Differing Perspectives

I think most people with visually obvious disabilities have probably experienced the thing where people off the street or other people you've just met come up to you and tell you how by simply living your life and doing day to day stuff you are inspirational and a hero and all that other sort of general crap.  And often they go on to mention that they "could never do it".

It's a perspective issue.

They see the disability and see it in comparison with their own lives.  So, whereas from my perspective it's no big deal from others it seriously is.  They find it hard to come to my point and I find it hard to accept theirs.

Because of the frame of reference from which they approach it.

I'm also sure that most people have had one of those conversations where you're chatting with a friend and the subject of another person you both know comes up in the conversation.  Maybe one of you hasn't seen them for a while and asks the other if they have, do they know how they are, that sort of thing.

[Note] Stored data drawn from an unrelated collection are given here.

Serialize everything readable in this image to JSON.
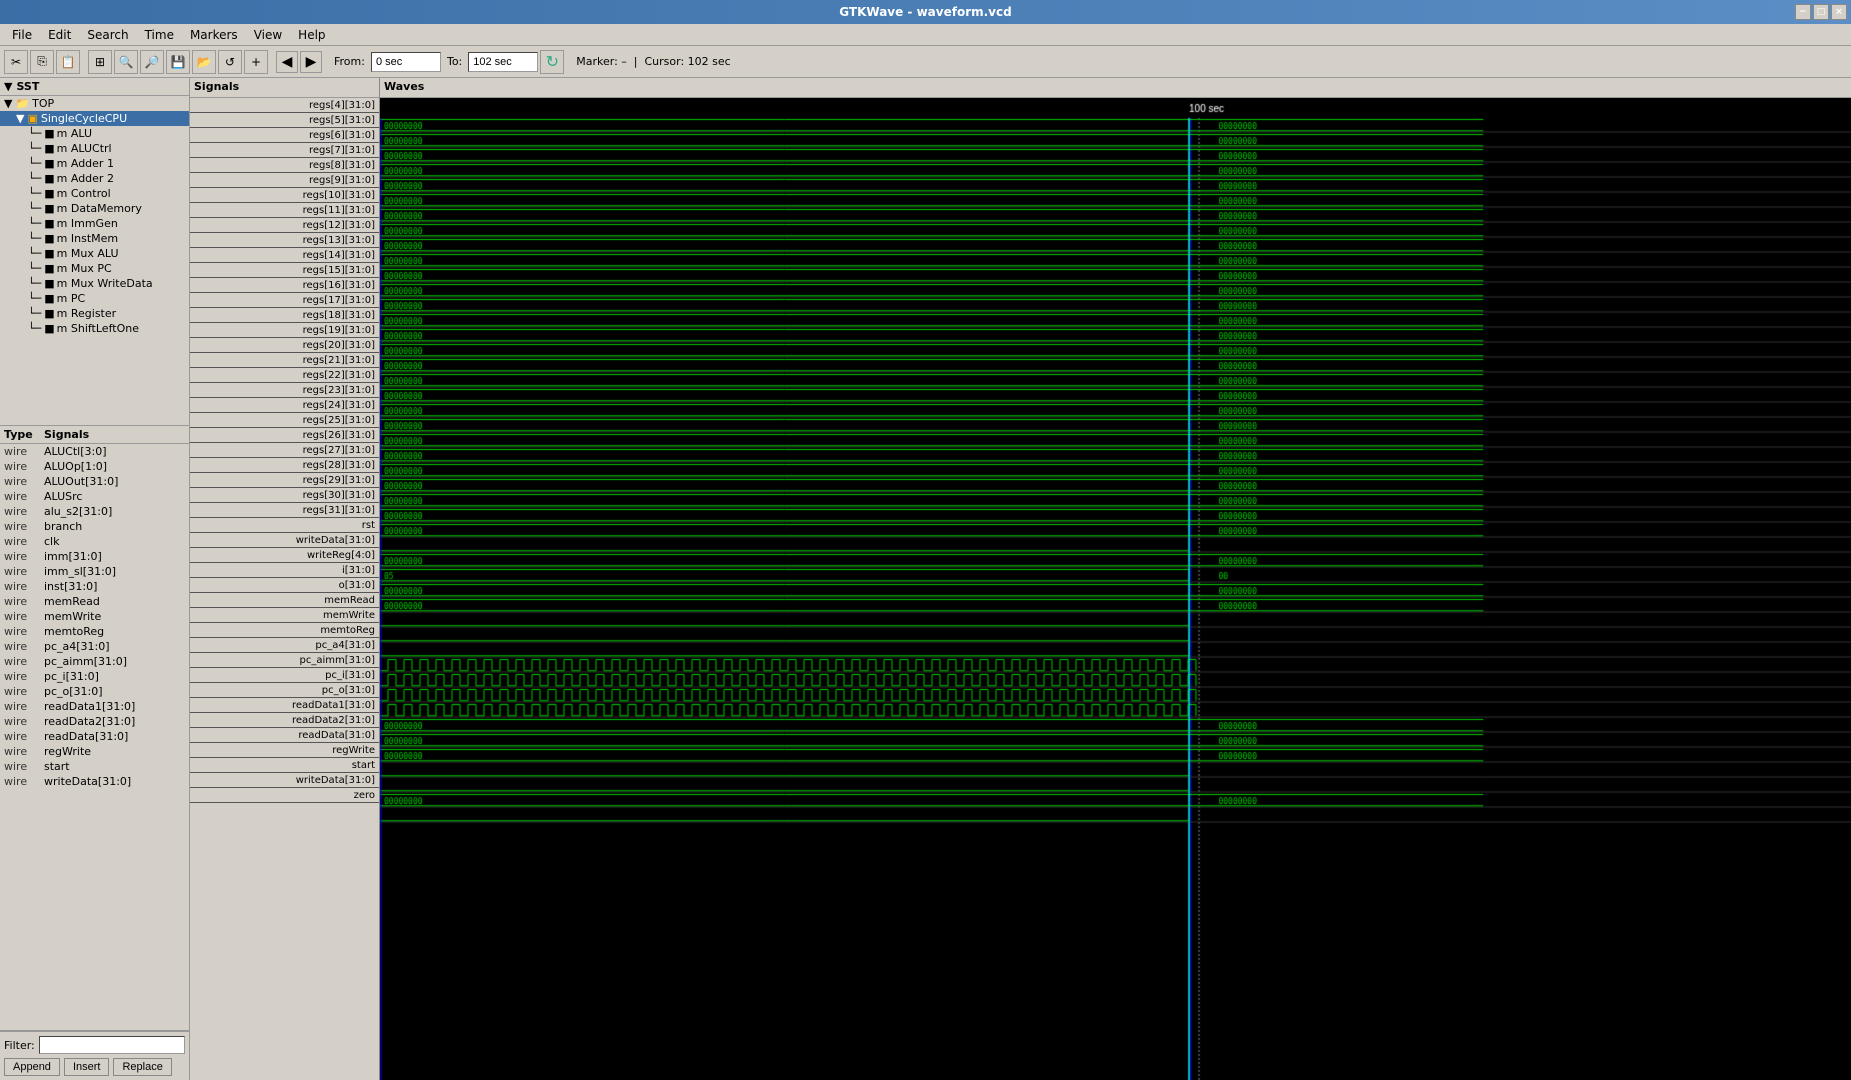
{
  "titlebar": {
    "title": "GTKWave - waveform.vcd",
    "min_label": "−",
    "max_label": "□",
    "close_label": "×"
  },
  "menubar": {
    "items": [
      "File",
      "Edit",
      "Search",
      "Time",
      "Markers",
      "View",
      "Help"
    ]
  },
  "toolbar": {
    "from_label": "From:",
    "from_value": "0 sec",
    "to_label": "To:",
    "to_value": "102 sec",
    "marker_label": "Marker: –",
    "cursor_label": "Cursor: 102 sec"
  },
  "sst": {
    "header": "SST",
    "tree": [
      {
        "indent": 0,
        "icon": "▼",
        "label": "TOP",
        "type": "folder"
      },
      {
        "indent": 1,
        "icon": "▼",
        "label": "SingleCycleCPU",
        "type": "module",
        "selected": true
      },
      {
        "indent": 2,
        "icon": "",
        "label": "m ALU",
        "type": "module"
      },
      {
        "indent": 2,
        "icon": "",
        "label": "m ALUCtrl",
        "type": "module"
      },
      {
        "indent": 2,
        "icon": "",
        "label": "m Adder 1",
        "type": "module"
      },
      {
        "indent": 2,
        "icon": "",
        "label": "m Adder 2",
        "type": "module"
      },
      {
        "indent": 2,
        "icon": "",
        "label": "m Control",
        "type": "module"
      },
      {
        "indent": 2,
        "icon": "",
        "label": "m DataMemory",
        "type": "module"
      },
      {
        "indent": 2,
        "icon": "",
        "label": "m ImmGen",
        "type": "module"
      },
      {
        "indent": 2,
        "icon": "",
        "label": "m InstMem",
        "type": "module"
      },
      {
        "indent": 2,
        "icon": "",
        "label": "m Mux ALU",
        "type": "module"
      },
      {
        "indent": 2,
        "icon": "",
        "label": "m Mux PC",
        "type": "module"
      },
      {
        "indent": 2,
        "icon": "",
        "label": "m Mux WriteData",
        "type": "module"
      },
      {
        "indent": 2,
        "icon": "",
        "label": "m PC",
        "type": "module"
      },
      {
        "indent": 2,
        "icon": "",
        "label": "m Register",
        "type": "module"
      },
      {
        "indent": 2,
        "icon": "",
        "label": "m ShiftLeftOne",
        "type": "module"
      }
    ]
  },
  "signals_panel": {
    "header_type": "Type",
    "header_name": "Signals",
    "items": [
      {
        "type": "wire",
        "name": "ALUCtl[3:0]"
      },
      {
        "type": "wire",
        "name": "ALUOp[1:0]"
      },
      {
        "type": "wire",
        "name": "ALUOut[31:0]"
      },
      {
        "type": "wire",
        "name": "ALUSrc"
      },
      {
        "type": "wire",
        "name": "alu_s2[31:0]"
      },
      {
        "type": "wire",
        "name": "branch"
      },
      {
        "type": "wire",
        "name": "clk"
      },
      {
        "type": "wire",
        "name": "imm[31:0]"
      },
      {
        "type": "wire",
        "name": "imm_sl[31:0]"
      },
      {
        "type": "wire",
        "name": "inst[31:0]"
      },
      {
        "type": "wire",
        "name": "memRead"
      },
      {
        "type": "wire",
        "name": "memWrite"
      },
      {
        "type": "wire",
        "name": "memtoReg"
      },
      {
        "type": "wire",
        "name": "pc_a4[31:0]"
      },
      {
        "type": "wire",
        "name": "pc_aimm[31:0]"
      },
      {
        "type": "wire",
        "name": "pc_i[31:0]"
      },
      {
        "type": "wire",
        "name": "pc_o[31:0]"
      },
      {
        "type": "wire",
        "name": "readData1[31:0]"
      },
      {
        "type": "wire",
        "name": "readData2[31:0]"
      },
      {
        "type": "wire",
        "name": "readData[31:0]"
      },
      {
        "type": "wire",
        "name": "regWrite"
      },
      {
        "type": "wire",
        "name": "start"
      },
      {
        "type": "wire",
        "name": "writeData[31:0]"
      }
    ]
  },
  "filter": {
    "label": "Filter:",
    "placeholder": "",
    "append_label": "Append",
    "insert_label": "Insert",
    "replace_label": "Replace"
  },
  "signals_col": {
    "header": "Signals",
    "entries": [
      "regs[4][31:0]",
      "regs[5][31:0]",
      "regs[6][31:0]",
      "regs[7][31:0]",
      "regs[8][31:0]",
      "regs[9][31:0]",
      "regs[10][31:0]",
      "regs[11][31:0]",
      "regs[12][31:0]",
      "regs[13][31:0]",
      "regs[14][31:0]",
      "regs[15][31:0]",
      "regs[16][31:0]",
      "regs[17][31:0]",
      "regs[18][31:0]",
      "regs[19][31:0]",
      "regs[20][31:0]",
      "regs[21][31:0]",
      "regs[22][31:0]",
      "regs[23][31:0]",
      "regs[24][31:0]",
      "regs[25][31:0]",
      "regs[26][31:0]",
      "regs[27][31:0]",
      "regs[28][31:0]",
      "regs[29][31:0]",
      "regs[30][31:0]",
      "regs[31][31:0]",
      "rst",
      "writeData[31:0]",
      "writeReg[4:0]",
      "i[31:0]",
      "o[31:0]",
      "memRead",
      "memWrite",
      "memtoReg",
      "pc_a4[31:0]",
      "pc_aimm[31:0]",
      "pc_i[31:0]",
      "pc_o[31:0]",
      "readData1[31:0]",
      "readData2[31:0]",
      "readData[31:0]",
      "regWrite",
      "start",
      "writeData[31:0]",
      "zero"
    ]
  },
  "waves": {
    "header": "Waves",
    "time_marker": "100 sec",
    "cursor_pos_pct": 80
  },
  "colors": {
    "wave_green": "#00cc00",
    "wave_blue": "#0088ff",
    "cursor_cyan": "#00ffff",
    "bg_black": "#000000",
    "text_white": "#ffffff"
  }
}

I had two such conversations with two friends about two different people over the last sort of six weeks.

Both times my friend has had an observation about the person we were talking about and it was something i'd never seen in that person before for example, a bit lacking in confidence or easily discouraged or "glass is half empty".  And I was sat there astounded.  I'd not seen that before but as soon as they said it it made so much sense.

But from my perspective it wasn't there.  Even though it was right in front of my face.   That person could do with being given more encouragement or whatever.  And knowing that, seeing it from another persons perspective has helped me to try to be a better friend.  To try not to take everything at face value.

People do that to me.  I try not to do it to people I see on the street.  It's time I stopped doing it to my friends.

2 comments:

yanub said...

Oh, good resolution! I have an acquaintance who has several times marvelled at how I am "so together." I have laughed in her face each time, telling her that I am far from together. But I know she's not the only one who has ever had that impression of me. I have no idea how I could give that impression to anyone. When MD was a child, and I was a single parent, working and going to school and coping with chronic illness and MD's growing disability--how did anyone think I had it together? I would tell people point blank that I needed some help to do this thing or the other, ask them for their assistance--and...nothing. When I fell into severe depression, when people found out, they were shocked and most people never found out at all, not even when I told them. People want to believe what they want to believe. The first step in being a good friend is believing what really is. It is not helpful to either think someone who does have it together is "being brave" or that someone who is struggling "has it together."

David McDonald said...

As someone who has been a support person for people with disabilities for a long time, I've also been "accused" of being some kind of saint at times. The truth is that I aint no saint.

If the broader community could learn that disability is natural and ok, maybe they'd stop feeling sorry for people with disabilities and putting their caregivers on pedestals.